The province has previously identified two province-wide triggers that could result in further measures: an increase in 5 per cent or more in accumulative hospitalizations over a two-week period or if more than 50 per cent of Alberta’s intensive care unit beds are being utilized.
Edmonton COVID-19 case and hospitalization totals have hit record highs in the past week.
On Nov. 12, Alberta implemented its latest round of mandatory health measures, which included lower private gathering limits and operating restrictions on fitness studios, bars and restaurants.
Many people, including several Alberta doctors, have called the restrictions inadequate.
The current end date for the province’s latest restrictions is Nov. 27.
Following Thursday’s presentation, some councillors expressed frustration at what was termed a “lack of transparency” regarding the sharing of provincial COVID-19 data and modelling projections.
“We kind of have a sense of how bad things are but I don’t know bad things are going to get,” said Ward 10 Coun. Michael Walters.
“It’s not being shown to us and it’s frustrating.”
The last time Alberta released a series of detailed COVID-19 projections and modelling was in April.
“When I was out door-knocking last weekend, this was the number one issue to come up. The common theme I heard from people across the political spectrum is that they don’t know enough,” added Andrew Knack, councillor for Ward 1.
“That shouldn’t be the case eight months into this.”
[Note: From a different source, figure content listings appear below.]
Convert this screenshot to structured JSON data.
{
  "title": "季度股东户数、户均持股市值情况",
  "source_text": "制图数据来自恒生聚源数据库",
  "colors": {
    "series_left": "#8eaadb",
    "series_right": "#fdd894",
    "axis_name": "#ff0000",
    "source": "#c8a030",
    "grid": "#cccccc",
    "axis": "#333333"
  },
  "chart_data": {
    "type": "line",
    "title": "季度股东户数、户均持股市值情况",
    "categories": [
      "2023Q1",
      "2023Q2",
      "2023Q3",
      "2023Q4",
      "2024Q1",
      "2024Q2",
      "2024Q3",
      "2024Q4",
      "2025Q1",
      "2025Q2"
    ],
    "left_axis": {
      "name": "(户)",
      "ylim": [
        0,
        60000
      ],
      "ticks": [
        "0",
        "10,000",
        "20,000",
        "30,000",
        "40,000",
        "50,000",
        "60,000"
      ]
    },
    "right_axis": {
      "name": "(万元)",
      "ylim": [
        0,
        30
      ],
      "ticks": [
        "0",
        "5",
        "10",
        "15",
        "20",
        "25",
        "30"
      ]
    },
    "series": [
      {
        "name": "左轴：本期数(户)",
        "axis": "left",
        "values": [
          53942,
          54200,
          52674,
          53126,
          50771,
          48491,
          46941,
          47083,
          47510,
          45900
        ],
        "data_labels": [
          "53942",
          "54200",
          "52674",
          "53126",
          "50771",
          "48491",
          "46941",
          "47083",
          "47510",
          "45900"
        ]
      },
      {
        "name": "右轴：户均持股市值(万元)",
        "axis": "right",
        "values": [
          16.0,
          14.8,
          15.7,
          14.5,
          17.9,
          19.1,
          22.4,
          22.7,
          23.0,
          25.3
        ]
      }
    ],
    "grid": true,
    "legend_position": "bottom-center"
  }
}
However, the province confirmed to CTV News Edmonton it has no plans to update the projections.
“Should the Alberta government determine there would be a public health benefit to updating it, we’ll share it,” spokesperson Zoe Cooper said in a written statement.
MASK BYLAW TO BE EXTENDED
The city’s mask bylaw, which mandates citizens wear a face covering at all public indoor spaces, will likely be renewed Friday, according to interim city manager, Adam Laughlin.
The bylaw went into effect Aug. 1 and currently expires on Dec. 31.
The city has deployed an “education-first” strategy to enforce its mask bylaw. “It’s a measure we’re considering, to be a little bit more firm on the mask bylaw,” said Laughlin, who noted overall mask compliance is “quite high” at 96 per cent.
City bylaw officers are accompanying AHS on business compliance checks. According to city data presented Thursday, 783 businesses were visited between November 13 and 17. Of those, 96 per cent were complying with the new restrictions.